The plan is to drop the truck down, roll it outside, pull the bed and roll it back in to do the brake lines, fuel lines, exhaust and to revise the rear suspension slightly. I'm going to pull the springs off of the coilovers, reinstall the rear leaf spring and add bump stops to all of the coilovers since travel is limited.
In reply to RacetruckRon :
many pages back, you stated that the C5 magnesium 17x8.5 weighs about 16 lbs. did you actually weigh them, or is that number pulled from some other source?
AngryCorvair (Forum Supporter) said:In reply to RacetruckRon :
many pages back, you stated that the C5 magnesium 17x8.5 weighs about 16 lbs. did you actually weigh them, or is that number pulled from some other source?
I pulled that number from the C5 section on Corvetteforum I did confirm that number buy weighing myself on a bathroom scale and then weighing myself holding two front Magnesium wheels to get a decent average. I think this might have been the source of that claim. Linkerino
Thanks! I found a square set of Mg fronts, on the fence about buying because they're more $ than thin-spokes or wagon wheels. But I berkeleying *hate* the wagons. Not even close to what a corvette wheel should look like.

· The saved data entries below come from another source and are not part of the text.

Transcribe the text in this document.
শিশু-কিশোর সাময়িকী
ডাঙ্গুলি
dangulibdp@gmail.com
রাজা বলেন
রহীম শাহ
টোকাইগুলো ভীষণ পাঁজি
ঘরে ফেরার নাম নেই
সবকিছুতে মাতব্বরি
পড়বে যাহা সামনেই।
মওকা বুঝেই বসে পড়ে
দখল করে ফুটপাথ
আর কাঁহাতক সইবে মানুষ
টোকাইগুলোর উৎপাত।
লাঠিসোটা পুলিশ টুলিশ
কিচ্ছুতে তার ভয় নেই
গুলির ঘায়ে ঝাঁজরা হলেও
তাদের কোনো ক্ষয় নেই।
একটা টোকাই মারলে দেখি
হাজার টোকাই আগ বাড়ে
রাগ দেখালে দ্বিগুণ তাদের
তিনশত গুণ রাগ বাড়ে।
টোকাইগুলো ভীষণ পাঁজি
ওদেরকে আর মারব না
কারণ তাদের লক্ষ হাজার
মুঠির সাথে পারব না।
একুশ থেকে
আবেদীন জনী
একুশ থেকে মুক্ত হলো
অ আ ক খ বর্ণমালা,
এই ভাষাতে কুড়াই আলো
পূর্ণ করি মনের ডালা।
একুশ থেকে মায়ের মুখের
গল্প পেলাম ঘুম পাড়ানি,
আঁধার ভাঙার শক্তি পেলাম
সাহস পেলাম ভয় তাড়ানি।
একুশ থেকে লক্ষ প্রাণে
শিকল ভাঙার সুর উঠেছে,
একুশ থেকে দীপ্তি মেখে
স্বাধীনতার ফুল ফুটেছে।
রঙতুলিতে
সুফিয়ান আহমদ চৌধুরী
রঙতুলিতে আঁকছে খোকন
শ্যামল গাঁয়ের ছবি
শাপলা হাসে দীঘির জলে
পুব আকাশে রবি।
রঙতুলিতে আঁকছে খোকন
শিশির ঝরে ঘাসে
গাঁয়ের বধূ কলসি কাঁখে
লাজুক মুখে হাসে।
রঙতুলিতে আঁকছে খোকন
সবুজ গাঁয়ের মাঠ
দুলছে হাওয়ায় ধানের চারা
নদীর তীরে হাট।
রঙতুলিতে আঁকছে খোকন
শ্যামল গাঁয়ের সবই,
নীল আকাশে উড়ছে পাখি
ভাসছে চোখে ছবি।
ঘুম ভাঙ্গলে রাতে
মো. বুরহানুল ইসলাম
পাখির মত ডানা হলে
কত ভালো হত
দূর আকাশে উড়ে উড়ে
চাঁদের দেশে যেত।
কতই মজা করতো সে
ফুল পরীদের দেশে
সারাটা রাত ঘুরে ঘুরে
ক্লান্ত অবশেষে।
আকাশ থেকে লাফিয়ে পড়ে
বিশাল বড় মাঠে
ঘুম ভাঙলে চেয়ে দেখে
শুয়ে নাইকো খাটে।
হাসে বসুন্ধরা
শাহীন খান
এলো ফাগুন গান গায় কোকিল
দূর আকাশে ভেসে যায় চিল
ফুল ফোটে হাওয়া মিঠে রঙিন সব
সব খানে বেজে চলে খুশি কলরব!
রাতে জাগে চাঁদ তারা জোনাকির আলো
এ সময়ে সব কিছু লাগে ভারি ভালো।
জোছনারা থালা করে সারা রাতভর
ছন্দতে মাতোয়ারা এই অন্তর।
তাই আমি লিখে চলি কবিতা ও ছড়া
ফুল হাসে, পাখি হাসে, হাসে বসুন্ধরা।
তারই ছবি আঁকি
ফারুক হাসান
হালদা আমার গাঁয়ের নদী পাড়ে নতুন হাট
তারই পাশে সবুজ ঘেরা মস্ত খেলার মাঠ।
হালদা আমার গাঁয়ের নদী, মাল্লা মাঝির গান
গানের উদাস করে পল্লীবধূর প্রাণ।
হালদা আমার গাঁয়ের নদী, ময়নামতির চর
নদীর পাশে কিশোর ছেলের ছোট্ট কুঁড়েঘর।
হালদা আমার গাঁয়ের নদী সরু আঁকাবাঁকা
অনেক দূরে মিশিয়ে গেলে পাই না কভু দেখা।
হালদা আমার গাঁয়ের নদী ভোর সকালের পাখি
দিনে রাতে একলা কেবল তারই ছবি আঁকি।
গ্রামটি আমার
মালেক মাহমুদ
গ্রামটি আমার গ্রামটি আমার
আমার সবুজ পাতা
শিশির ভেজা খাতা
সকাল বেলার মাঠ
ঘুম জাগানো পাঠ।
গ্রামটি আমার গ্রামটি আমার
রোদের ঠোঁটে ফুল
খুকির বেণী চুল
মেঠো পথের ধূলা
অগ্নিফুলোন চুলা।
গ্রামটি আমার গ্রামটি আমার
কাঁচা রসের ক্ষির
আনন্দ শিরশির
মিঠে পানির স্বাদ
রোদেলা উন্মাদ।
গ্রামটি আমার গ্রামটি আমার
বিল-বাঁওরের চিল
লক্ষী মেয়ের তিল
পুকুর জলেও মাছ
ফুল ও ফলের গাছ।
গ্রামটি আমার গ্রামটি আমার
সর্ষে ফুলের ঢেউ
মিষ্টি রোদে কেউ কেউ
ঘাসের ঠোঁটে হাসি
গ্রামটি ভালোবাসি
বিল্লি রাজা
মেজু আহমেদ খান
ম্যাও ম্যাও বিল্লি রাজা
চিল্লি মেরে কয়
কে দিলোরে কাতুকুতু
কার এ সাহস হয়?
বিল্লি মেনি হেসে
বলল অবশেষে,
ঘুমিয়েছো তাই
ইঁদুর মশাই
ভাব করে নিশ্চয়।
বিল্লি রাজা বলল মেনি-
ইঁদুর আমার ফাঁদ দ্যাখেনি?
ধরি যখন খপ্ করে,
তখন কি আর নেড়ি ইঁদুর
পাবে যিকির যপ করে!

In reply to AngryCorvair (Forum Supporter) :
Do it! The mag wheels are hawt and then you can ramble about metallurgy for extra science points.
In reply to AngryCorvair (Forum Supporter) :
I searched through my pictures, nothing. I'll jack up the truck and yank a wheel off for you tomorrow.
RacetruckRon said:In reply to AngryCorvair (Forum Supporter) :
I searched through my pictures, nothing. I'll jack up the truck and yank a wheel off for you tomorrow.
no longer necessary, thanks! I found what i was looking for, just had to alter my search terms a bit.
In reply to AngryCorvair (Forum Supporter) :
Sounds good. Is a 17x8.5 going to hold enough rubber for Monzora?
Now there's a sight I haven't seen in a couple years... Core support welded back into place. Radiator mounting is next up on the list and shouldn't be too bad. I might have to change the intake system again but that's small potatoes.
Interior all seam sealed and painted.
And now since the core support is back in place that means we can put the hood on, latch the hood just to get jazzed up and take some pictures of it. I'm need to get a couple friends to come over this weekend to help pull the bed and tip it upright in the corner.